Ex-secretário de segurança do México é julgado nos EUA por tráfico de drogas

O ex-secretário de Segurança do México, Genaro García Luna, que liderou a guerra que o Estado mantém até hoje contra o tráfico de drogas, será julgado na terça-feira (17) em Nova York, acusado de ter ajudado o cartel de Joaquín "Chapo" Guzmán a introduzir 53 toneladas de cocaína nos Estados Unidos.

Ele é o oficial mexicano de mais alto escalão a ocupar um cargo na Justiça dos Estados Unidos. A Promotoria o acusa de conspirar com membros do cartel de Sinaloa para exportar e distribuir drogas nos Estados Unidos entre 2001 e 2012, além de mentir quando solicitou a nacionalidade americana em 2018.

A Justiça americana alega que, desde janeiro de 2001, ele "se tornou membro da conspiração do cartel de Sinaloa", ajudando-o para não interferir no tráfico de drogas, informando-o sobre operações policiais, prendendo membros de cartéis rivais e colocando outros funcionários corruptos em posições de poder influentes. Em troca, recebeu "milhões de dólares", afirma.

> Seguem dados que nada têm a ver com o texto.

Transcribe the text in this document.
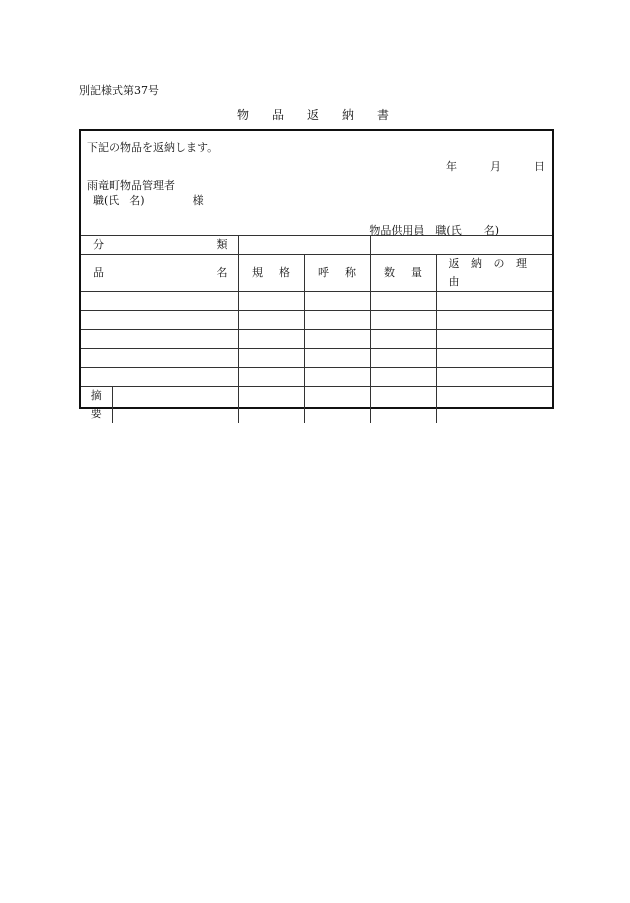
別記様式第37号
物	品	返	納	書
下記の物品を返納します。
年	月	日
雨竜町物品管理者
職(氏 名)	様
物品供用員　職(氏　　名)
分 類					

品 名		規 格	呼 称	数 量	返 納 の 理 由

摘
要					
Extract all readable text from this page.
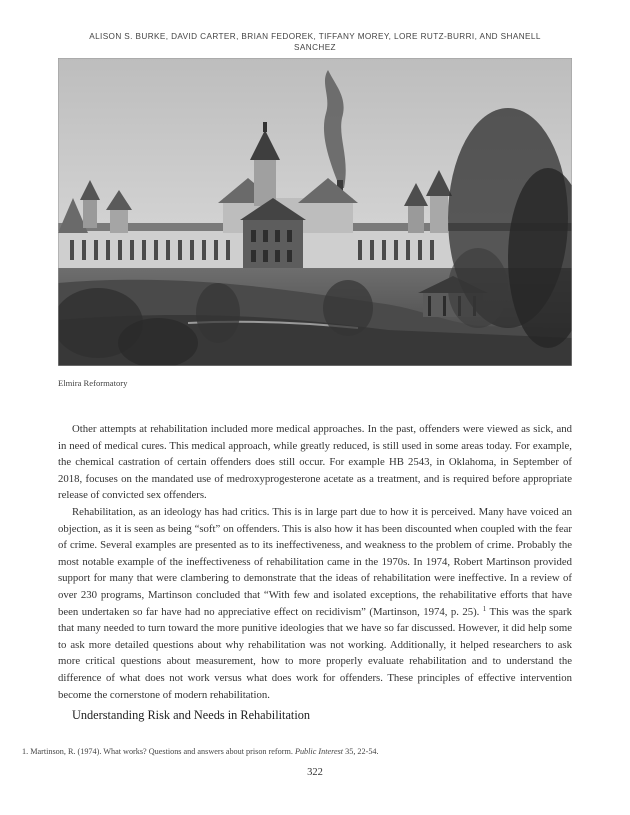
ALISON S. BURKE, DAVID CARTER, BRIAN FEDOREK, TIFFANY MOREY, LORE RUTZ-BURRI, AND SHANELL
SANCHEZ
Elmira Reformatory

Other attempts at rehabilitation included more medical approaches. In the past, offenders were viewed as sick, and in need of medical cures. This medical approach, while greatly reduced, is still used in some areas today. For example, the chemical castration of certain offenders does still occur. For example HB 2543, in Oklahoma, in September of 2018, focuses on the mandated use of medroxyprogesterone acetate as a treatment, and is required before appropriate release of convicted sex offenders.

Rehabilitation, as an ideology has had critics. This is in large part due to how it is perceived. Many have voiced an objection, as it is seen as being “soft” on offenders. This is also how it has been discounted when coupled with the fear of crime. Several examples are presented as to its ineffectiveness, and weakness to the problem of crime. Probably the most notable example of the ineffectiveness of rehabilitation came in the 1970s. In 1974, Robert Martinson provided support for many that were clambering to demonstrate that the ideas of rehabilitation were ineffective. In a review of over 230 programs, Martinson concluded that “With few and isolated exceptions, the rehabilitative efforts that have been undertaken so far have had no appreciative effect on recidivism” (Martinson, 1974, p. 25). $^1$ This was the spark that many needed to turn toward the more punitive ideologies that we have so far discussed. However, it did help some to ask more detailed questions about why rehabilitation was not working. Additionally, it helped researchers to ask more critical questions about measurement, how to more properly evaluate rehabilitation and to understand the difference of what does not work versus what does work for offenders. These principles of effective intervention become the cornerstone of modern rehabilitation.

Understanding Risk and Needs in Rehabilitation
1. Martinson, R. (1974). What works? Questions and answers about prison reform. Public Interest 35, 22-54.
322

Preso em 4 de dezembro de 2019 em Dallas, estado do Texas (sul), García Luna se declarou inocente das acusações que podem levar a uma pena entre dez anos de prisão e a prisão perpétua.

O julgamento começa na terça-feira com a seleção do júri popular e tem duração estimada de oito semanas.

Engenheiro mecânico de formação, de 54 anos, esteve à frente da extinta Agência Federal de Investigações (AFI), responsável pelo combate à corrupção e ao crime organizado, de 2001 a 2005, e de 2006 a 2012 foi secretário de Segurança Pública do governo do presidente Felipe Calderón, controlado pela Polícia Federal.

- "Poderoso" -

García Luna "não só foi o homem mais poderoso em questões de segurança no governo de Felipe Calderón (2006-2012), mas também foi aliado da agência antidrogas dos Estados Unidos (DEA) e de Joaquín "Chapo" Guzmán" em paralelo, disse à AFP a jornalista cubano-mexicana Peniley Ramírez, autora do livro "Los milonarios de la guerra" declarada ao crime organizado pelo então presidente.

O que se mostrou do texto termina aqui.